One week President Reagan pointedly declares he does not accept the "permanent subjugation" of Eastern Europe. Soon afterward the Soviet Union ends months of suspense and cuts short East Germany's effort to reach across the general East-West divide and cement its increasing ties with West Germany. Is there a connection?
Conceivably so. There is a circumstantial case to be made that the Reagan administration, for reasons that appeared to it right and necessary, this summer stepped over the bounds of tradition and discretion and contributed to an exercise in Soviet whipcracking that otherwise might have been avoided or softened.

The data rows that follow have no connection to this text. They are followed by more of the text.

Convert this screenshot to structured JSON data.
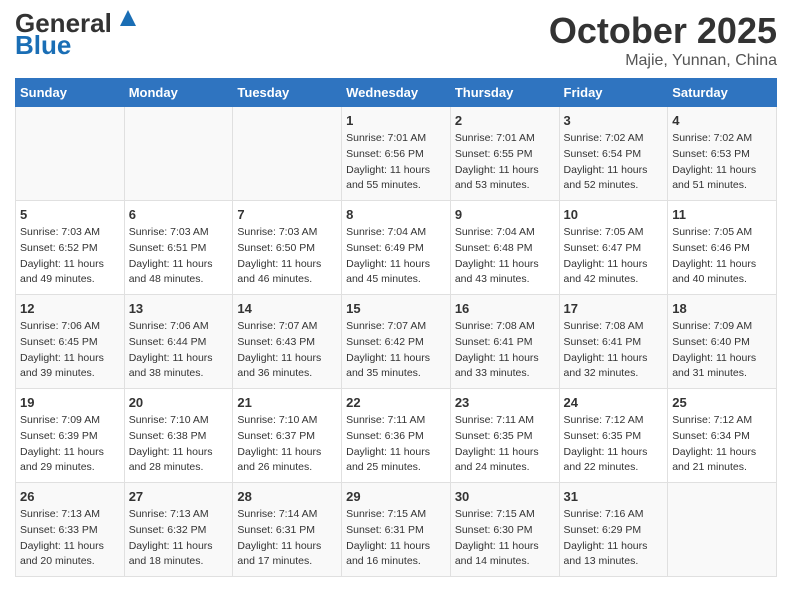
{
  "header": {
    "logo_general": "General",
    "logo_blue": "Blue",
    "month_title": "October 2025",
    "location": "Majie, Yunnan, China"
  },
  "days_of_week": [
    "Sunday",
    "Monday",
    "Tuesday",
    "Wednesday",
    "Thursday",
    "Friday",
    "Saturday"
  ],
  "weeks": [
    {
      "cells": [
        {
          "day": "",
          "info": ""
        },
        {
          "day": "",
          "info": ""
        },
        {
          "day": "",
          "info": ""
        },
        {
          "day": "1",
          "info": "Sunrise: 7:01 AM\nSunset: 6:56 PM\nDaylight: 11 hours\nand 55 minutes."
        },
        {
          "day": "2",
          "info": "Sunrise: 7:01 AM\nSunset: 6:55 PM\nDaylight: 11 hours\nand 53 minutes."
        },
        {
          "day": "3",
          "info": "Sunrise: 7:02 AM\nSunset: 6:54 PM\nDaylight: 11 hours\nand 52 minutes."
        },
        {
          "day": "4",
          "info": "Sunrise: 7:02 AM\nSunset: 6:53 PM\nDaylight: 11 hours\nand 51 minutes."
        }
      ]
    },
    {
      "cells": [
        {
          "day": "5",
          "info": "Sunrise: 7:03 AM\nSunset: 6:52 PM\nDaylight: 11 hours\nand 49 minutes."
        },
        {
          "day": "6",
          "info": "Sunrise: 7:03 AM\nSunset: 6:51 PM\nDaylight: 11 hours\nand 48 minutes."
        },
        {
          "day": "7",
          "info": "Sunrise: 7:03 AM\nSunset: 6:50 PM\nDaylight: 11 hours\nand 46 minutes."
        },
        {
          "day": "8",
          "info": "Sunrise: 7:04 AM\nSunset: 6:49 PM\nDaylight: 11 hours\nand 45 minutes."
        },
        {
          "day": "9",
          "info": "Sunrise: 7:04 AM\nSunset: 6:48 PM\nDaylight: 11 hours\nand 43 minutes."
        },
        {
          "day": "10",
          "info": "Sunrise: 7:05 AM\nSunset: 6:47 PM\nDaylight: 11 hours\nand 42 minutes."
        },
        {
          "day": "11",
          "info": "Sunrise: 7:05 AM\nSunset: 6:46 PM\nDaylight: 11 hours\nand 40 minutes."
        }
      ]
    },
    {
      "cells": [
        {
          "day": "12",
          "info": "Sunrise: 7:06 AM\nSunset: 6:45 PM\nDaylight: 11 hours\nand 39 minutes."
        },
        {
          "day": "13",
          "info": "Sunrise: 7:06 AM\nSunset: 6:44 PM\nDaylight: 11 hours\nand 38 minutes."
        },
        {
          "day": "14",
          "info": "Sunrise: 7:07 AM\nSunset: 6:43 PM\nDaylight: 11 hours\nand 36 minutes."
        },
        {
          "day": "15",
          "info": "Sunrise: 7:07 AM\nSunset: 6:42 PM\nDaylight: 11 hours\nand 35 minutes."
        },
        {
          "day": "16",
          "info": "Sunrise: 7:08 AM\nSunset: 6:41 PM\nDaylight: 11 hours\nand 33 minutes."
        },
        {
          "day": "17",
          "info": "Sunrise: 7:08 AM\nSunset: 6:41 PM\nDaylight: 11 hours\nand 32 minutes."
        },
        {
          "day": "18",
          "info": "Sunrise: 7:09 AM\nSunset: 6:40 PM\nDaylight: 11 hours\nand 31 minutes."
        }
      ]
    },
    {
      "cells": [
        {
          "day": "19",
          "info": "Sunrise: 7:09 AM\nSunset: 6:39 PM\nDaylight: 11 hours\nand 29 minutes."
        },
        {
          "day": "20",
          "info": "Sunrise: 7:10 AM\nSunset: 6:38 PM\nDaylight: 11 hours\nand 28 minutes."
        },
        {
          "day": "21",
          "info": "Sunrise: 7:10 AM\nSunset: 6:37 PM\nDaylight: 11 hours\nand 26 minutes."
        },
        {
          "day": "22",
          "info": "Sunrise: 7:11 AM\nSunset: 6:36 PM\nDaylight: 11 hours\nand 25 minutes."
        },
        {
          "day": "23",
          "info": "Sunrise: 7:11 AM\nSunset: 6:35 PM\nDaylight: 11 hours\nand 24 minutes."
        },
        {
          "day": "24",
          "info": "Sunrise: 7:12 AM\nSunset: 6:35 PM\nDaylight: 11 hours\nand 22 minutes."
        },
        {
          "day": "25",
          "info": "Sunrise: 7:12 AM\nSunset: 6:34 PM\nDaylight: 11 hours\nand 21 minutes."
        }
      ]
    },
    {
      "cells": [
        {
          "day": "26",
          "info": "Sunrise: 7:13 AM\nSunset: 6:33 PM\nDaylight: 11 hours\nand 20 minutes."
        },
        {
          "day": "27",
          "info": "Sunrise: 7:13 AM\nSunset: 6:32 PM\nDaylight: 11 hours\nand 18 minutes."
        },
        {
          "day": "28",
          "info": "Sunrise: 7:14 AM\nSunset: 6:31 PM\nDaylight: 11 hours\nand 17 minutes."
        },
        {
          "day": "29",
          "info": "Sunrise: 7:15 AM\nSunset: 6:31 PM\nDaylight: 11 hours\nand 16 minutes."
        },
        {
          "day": "30",
          "info": "Sunrise: 7:15 AM\nSunset: 6:30 PM\nDaylight: 11 hours\nand 14 minutes."
        },
        {
          "day": "31",
          "info": "Sunrise: 7:16 AM\nSunset: 6:29 PM\nDaylight: 11 hours\nand 13 minutes."
        },
        {
          "day": "",
          "info": ""
        }
      ]
    }
  ]
}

Consider the astonishing European developments of the past year, a period supposedly dominated by the heightening of East-West tensions after Soviet-American talks on missiles in Europe broke down. Most members of the Warsaw Pact reacted by trying to improve relations with NATO, including the United States.
East Germany, long regarded as the most orthodox and disciplined of the Soviet client states, has been acting in a wholly novel self-interested way. More than any other East European country, it has refused to take the missile crisis as reason to extend the freeze between Moscow and Washington into a freeze between the two parts of Europe. On the contrary, it has taken that crisis as reason, or opening, to work for a thaw between the two parts of Europe, and especially between the two German states -- to "limit the damage," as communist chief Erich Honecker put it.
Quietly but unmistakably, he made known he had not been consulted and did not approve of the new missiles that the Kremlin started planting on East German soil after Washington began stationing new American missiles, with the consent of its allies, in the West; ditto, by the way, Czechoslovakia. Honecker undertook an unprecedented exchange of visits with Romania, the Warsaw Pact comrade noted most for conducting a policy not dictated in Moscow.
Rather than follow the Soviet line of piling new pressure on West Germany, East Germany expanded human, economic and political ties; it's also quietly trying to broaden official contacts and trade with the United States. It calmly stood up to the Soviet Union's public polemics, which presumably mirrored private warnings, criticizing its approaches to Bonn. It stood up, that is, until last Tuesday, when Honecker cancelled the long-anticipated first-ever visit to West Germany, which he had planned to crown his country's campaign for gaining legitimacy in the West.
There is much we do not know about Honecker's policy. In seeking a new tie with West Germany, to what extent is he driven by a desire to build a monument obscuring his role as the man who built the Berlin Wall in 1961? Is he being carried along not simply by a craving to make East Germany respectable but also by the same nationalistic currents that have been running in West Germany? Has he not cleverly used the East German peace movement, which surely owes much to the West German peace activities regularly seen on East German television, and which may be itself a surrogate vehicle of German nationalism? Exactly how has he taken advantage of the Kremlin's divisions and distractions to promote his German d,etente policy?
Such were some of the factors at play when President Reagan declared last month, to an election-year gathering of Polish Americans celebrating an anti-Soviet uprising in 1944, that he rejected any claim or thought that East Europe belongs irretrievably to a Soviet sphere. Secretary of State George Shultz soon underlined, in a formal address, the same theme.
They are, of course, right: the Red Army took East Europe as booty and buffer in World II, and since then all American governments have been publicly committed to its eventually becoming free. Since the mid-1950s, however, presidents have worked within a context of at least implicit respect for Moscow's vital interests in the region. Reagan's fervent public impatience with the Soviet grip is the new factor.
It must be asked, then, what impact was made on the Kremlin's East German deliberations when a president it regards as an anti-communist crusader weighed in, at a most delicate moment, with a fresh rhetorical challenge to its position on its most sensitive and strategic flank.
My guess is that Moscow is more likely to let a satellite lengthen the leash if the move is not presented as something that damages or defies the Soviet Union. I wonder if Reagan did not carelessly cross that line.